You decide it's a great idea to go out, but you don't want to have to get a taxi. You opt not to drink at dinner, so you can drive home afterward.

Not long after you leave, you feel slightly unusual. You think you must just be tired from the eventful day, but you're soon pulled over by an officer who believes you're drunk. One breathalyzer test later and you know you are. How could that happen?

It may have to do with what you had for dinner

There are many kinds of foods, especially in high-end restaurants like the one you went to, that serve food cooked in alcohol. For example, wine reduction sauces use wine that simmers down over time. While many believe alcohol cooks off before you ever eat the meal, that is simply not true.

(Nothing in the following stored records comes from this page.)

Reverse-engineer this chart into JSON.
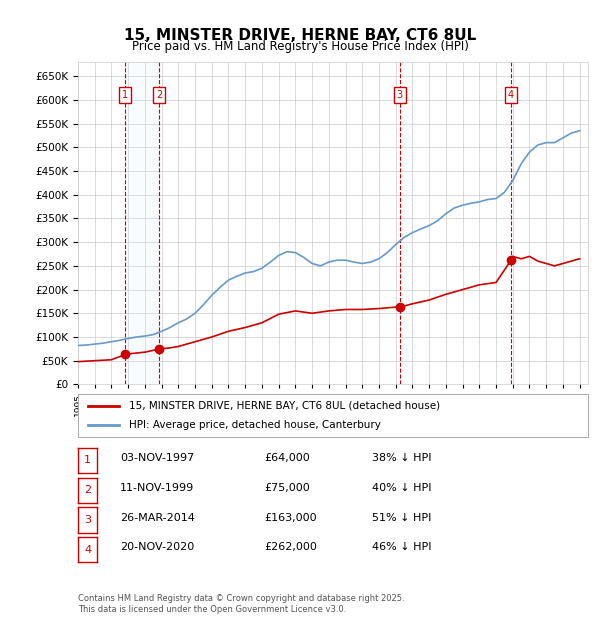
{
  "title": "15, MINSTER DRIVE, HERNE BAY, CT6 8UL",
  "subtitle": "Price paid vs. HM Land Registry's House Price Index (HPI)",
  "ylim": [
    0,
    680000
  ],
  "yticks": [
    0,
    50000,
    100000,
    150000,
    200000,
    250000,
    300000,
    350000,
    400000,
    450000,
    500000,
    550000,
    600000,
    650000
  ],
  "ylabel_format": "£{0}K",
  "x_start_year": 1995,
  "x_end_year": 2025,
  "sale_dates": [
    "1997-11-03",
    "1999-11-11",
    "2014-03-26",
    "2020-11-20"
  ],
  "sale_prices": [
    64000,
    75000,
    163000,
    262000
  ],
  "sale_labels": [
    "1",
    "2",
    "3",
    "4"
  ],
  "sale_hpi_pct": [
    "38% ↓ HPI",
    "40% ↓ HPI",
    "51% ↓ HPI",
    "46% ↓ HPI"
  ],
  "sale_date_strs": [
    "03-NOV-1997",
    "11-NOV-1999",
    "26-MAR-2014",
    "20-NOV-2020"
  ],
  "sale_price_strs": [
    "£64,000",
    "£75,000",
    "£163,000",
    "£262,000"
  ],
  "line_color_red": "#cc0000",
  "line_color_blue": "#6699cc",
  "shade_color": "#ddeeff",
  "grid_color": "#cccccc",
  "label_box_color": "#cc0000",
  "bg_color": "#ffffff",
  "legend_label_red": "15, MINSTER DRIVE, HERNE BAY, CT6 8UL (detached house)",
  "legend_label_blue": "HPI: Average price, detached house, Canterbury",
  "footnote": "Contains HM Land Registry data © Crown copyright and database right 2025.\nThis data is licensed under the Open Government Licence v3.0.",
  "hpi_years": [
    1995,
    1995.5,
    1996,
    1996.5,
    1997,
    1997.5,
    1998,
    1998.5,
    1999,
    1999.5,
    2000,
    2000.5,
    2001,
    2001.5,
    2002,
    2002.5,
    2003,
    2003.5,
    2004,
    2004.5,
    2005,
    2005.5,
    2006,
    2006.5,
    2007,
    2007.5,
    2008,
    2008.5,
    2009,
    2009.5,
    2010,
    2010.5,
    2011,
    2011.5,
    2012,
    2012.5,
    2013,
    2013.5,
    2014,
    2014.5,
    2015,
    2015.5,
    2016,
    2016.5,
    2017,
    2017.5,
    2018,
    2018.5,
    2019,
    2019.5,
    2020,
    2020.5,
    2021,
    2021.5,
    2022,
    2022.5,
    2023,
    2023.5,
    2024,
    2024.5,
    2025
  ],
  "hpi_values": [
    82000,
    83000,
    85000,
    87000,
    90000,
    93000,
    97000,
    100000,
    102000,
    105000,
    112000,
    120000,
    130000,
    138000,
    150000,
    168000,
    188000,
    205000,
    220000,
    228000,
    235000,
    238000,
    245000,
    258000,
    272000,
    280000,
    278000,
    268000,
    255000,
    250000,
    258000,
    262000,
    262000,
    258000,
    255000,
    258000,
    265000,
    278000,
    295000,
    310000,
    320000,
    328000,
    335000,
    345000,
    360000,
    372000,
    378000,
    382000,
    385000,
    390000,
    392000,
    405000,
    430000,
    465000,
    490000,
    505000,
    510000,
    510000,
    520000,
    530000,
    535000
  ],
  "red_years": [
    1995,
    1996,
    1997,
    1997.9,
    1999,
    1999.9,
    2000.5,
    2001,
    2002,
    2003,
    2004,
    2005,
    2006,
    2007,
    2008,
    2009,
    2010,
    2011,
    2012,
    2013,
    2014,
    2014.25,
    2015,
    2016,
    2017,
    2018,
    2019,
    2020,
    2020.9,
    2021,
    2021.5,
    2022,
    2022.5,
    2023,
    2023.5,
    2024,
    2024.5,
    2025
  ],
  "red_values": [
    48000,
    50000,
    52000,
    64000,
    68000,
    75000,
    77000,
    80000,
    90000,
    100000,
    112000,
    120000,
    130000,
    148000,
    155000,
    150000,
    155000,
    158000,
    158000,
    160000,
    163000,
    163000,
    170000,
    178000,
    190000,
    200000,
    210000,
    215000,
    262000,
    270000,
    265000,
    270000,
    260000,
    255000,
    250000,
    255000,
    260000,
    265000
  ]
}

Alcohol does burn off to a certain point, but not everything will disappear. Around 85 percent of the alcohol put into a dish remains if the dish reaches its boiling point and is immediately removed from the heat. Even if it simmers for 30 minutes, you'll still have 35 percent of the alcohol in the dish. Now, imagine if the dish has an entire bottle of wine and you eat the entire thing...that's the problem.

Is there a defense to getting drunk on food?

It's possible to defend yourself by explaining that you were unaware that you could become intoxicated through food. You may not have known the total amount of alcohol in the dish, making it impossible to know if you were intoxicated from it. You may also be able to argue that you did not drink at dinner by showing a receipt or by having witnesses testify on your behalf.

Knowing that your food can add to the amount of alcohol in your system can help you prevent intoxication in the future. Now, you should consider a strong defense to argue your case.